With respect to the district court’s other rulings that the court finds wanting, suffice it to say that I find none of them to represent an abuse of discretion. It should be noted that Crinklaw’s testimony regarding the continuous nature of his service on the Omaha police force came in, as the court notes, during cross-examination, when, in answer to the question, “Are you trying to give us the impression that that has been a continuous, uninterrupted time on the police force?”, Crinklaw answered, “Basically, yes.” Although the court says that this equivocal answer could be construed by the jury as a denial by Crinklaw that he had ever been suspended, it can just as plausibly be interpreted as a forthright answer to a question designed to set Crinklaw up for attack on a collateral issue. I would defer to the district court’s on-the-scene ruling made with the advantage of an appreciation of the nuances that do not readily find expression in the cold pages of the record.

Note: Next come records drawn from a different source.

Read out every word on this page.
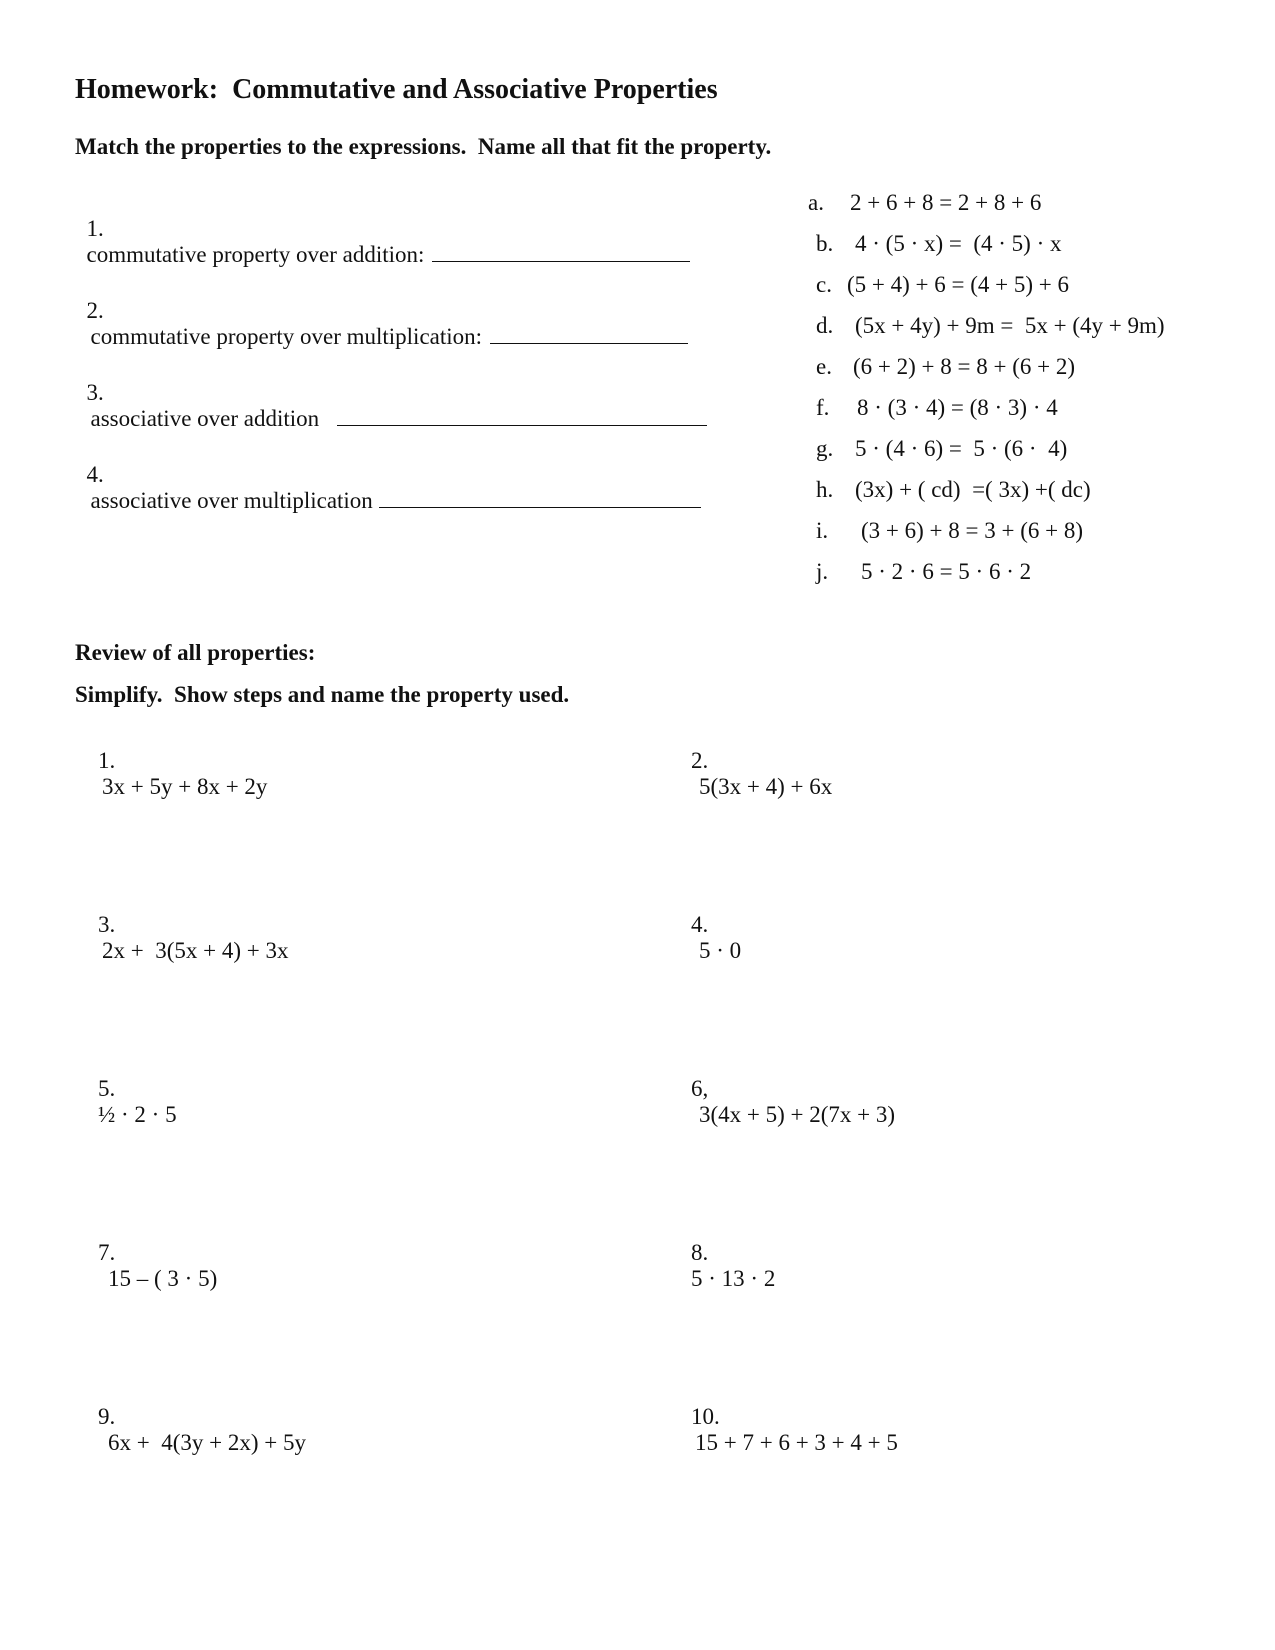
Homework:  Commutative and Associative Properties
Match the properties to the expressions.  Name all that fit the property.

1.
commutative property over addition:

2.
commutative property over multiplication:

3.
associative over addition

4.
associative over multiplication

a. 2 + 6 + 8 = 2 + 8 + 6
b. 4 · (5 · x) =  (4 · 5) · x
c. (5 + 4) + 6 = (4 + 5) + 6
d. (5x + 4y) + 9m =  5x + (4y + 9m)
e. (6 + 2) + 8 = 8 + (6 + 2)
f. 8 · (3 · 4) = (8 · 3) · 4
g. 5 · (4 · 6) =  5 · (6 ·  4)
h. (3x) + ( cd)  =( 3x) +( dc)
i. (3 + 6) + 8 = 3 + (6 + 8)
j. 5 · 2 · 6 = 5 · 6 · 2
Review of all properties:
Simplify.  Show steps and name the property used.

1.
3x + 5y + 8x + 2y

2.
5(3x + 4) + 6x

3.
2x +  3(5x + 4) + 3x

4.
5 · 0

5.
½ · 2 · 5

6,
3(4x + 5) + 2(7x + 3)

7.
15 – ( 3 · 5)

8.
5 · 13 · 2

9.
6x +  4(3y + 2x) + 5y

10.
15 + 7 + 6 + 3 + 4 + 5
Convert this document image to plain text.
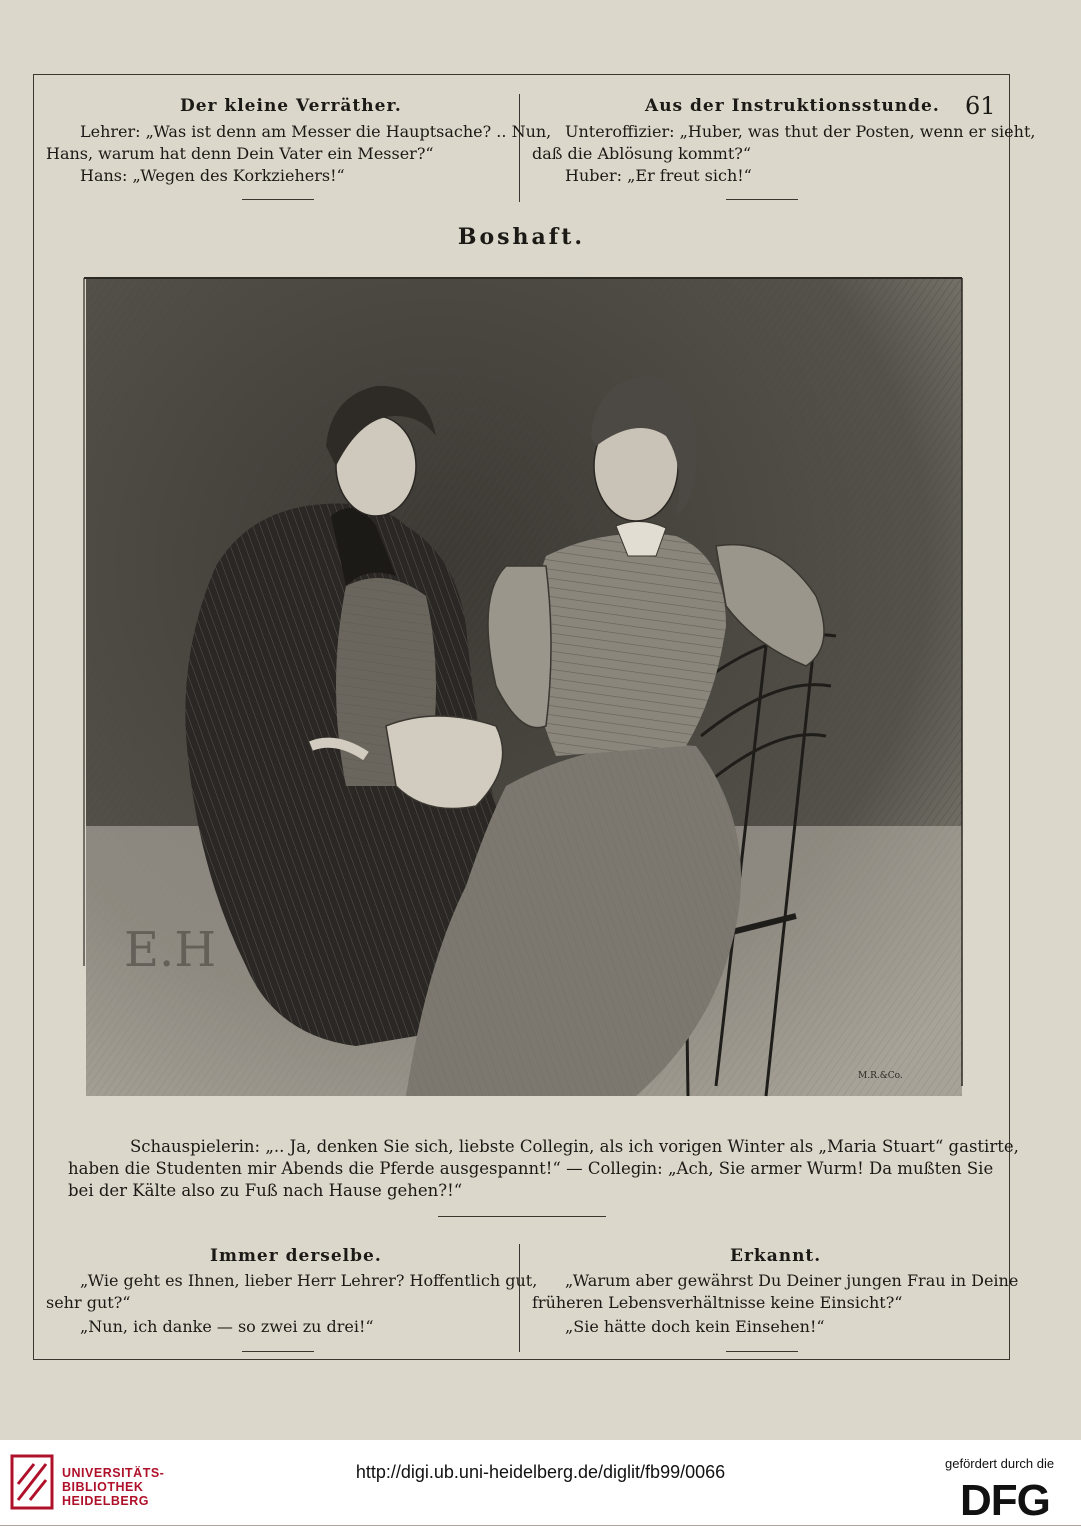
61
Der kleine Verräther.
Lehrer: „Was ist denn am Messer die Hauptsache? .. Nun,
Hans, warum hat denn Dein Vater ein Messer?“
Hans: „Wegen des Korkziehers!“
Aus der Instruktionsstunde.
Unteroffizier: „Huber, was thut der Posten, wenn er sieht,
daß die Ablösung kommt?“
Huber: „Er freut sich!“
Boshaft.
E.H
M.R.&Co.
Schauspielerin: „.. Ja, denken Sie sich, liebste Collegin, als ich vorigen Winter als „Maria Stuart“ gastirte,
haben die Studenten mir Abends die Pferde ausgespannt!“ — Collegin: „Ach, Sie armer Wurm! Da mußten Sie
bei der Kälte also zu Fuß nach Hause gehen?!“
Immer derselbe.
„Wie geht es Ihnen, lieber Herr Lehrer? Hoffentlich gut,
sehr gut?“
„Nun, ich danke — so zwei zu drei!“
Erkannt.
„Warum aber gewährst Du Deiner jungen Frau in Deine
früheren Lebensverhältnisse keine Einsicht?“
„Sie hätte doch kein Einsehen!“
UNIVERSITÄTS-
BIBLIOTHEK
HEIDELBERG
http://digi.ub.uni-heidelberg.de/diglit/fb99/0066	gefördert durch die
DFG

I concur in Parts IV, Y, VI, and VII of the court’s opinion.
*1082This was a hard-fought trial, fraught with the emotions necessarily attendant upon a wrongful death action. We will never know what prompted Arden Westcott to burglarize the Keystone Pharmacy that October morning, an act that from all accounts was totally out of keeping with the way in which he had lived his life as a husband, father, and hardworking, law-abiding citizen up until that moment. I would not compound the tragic circumstances of Arden Westcott’s death by requiring Officer Crinklaw to run the gauntlet of yet another trial. Accordingly, I would affirm the judgment.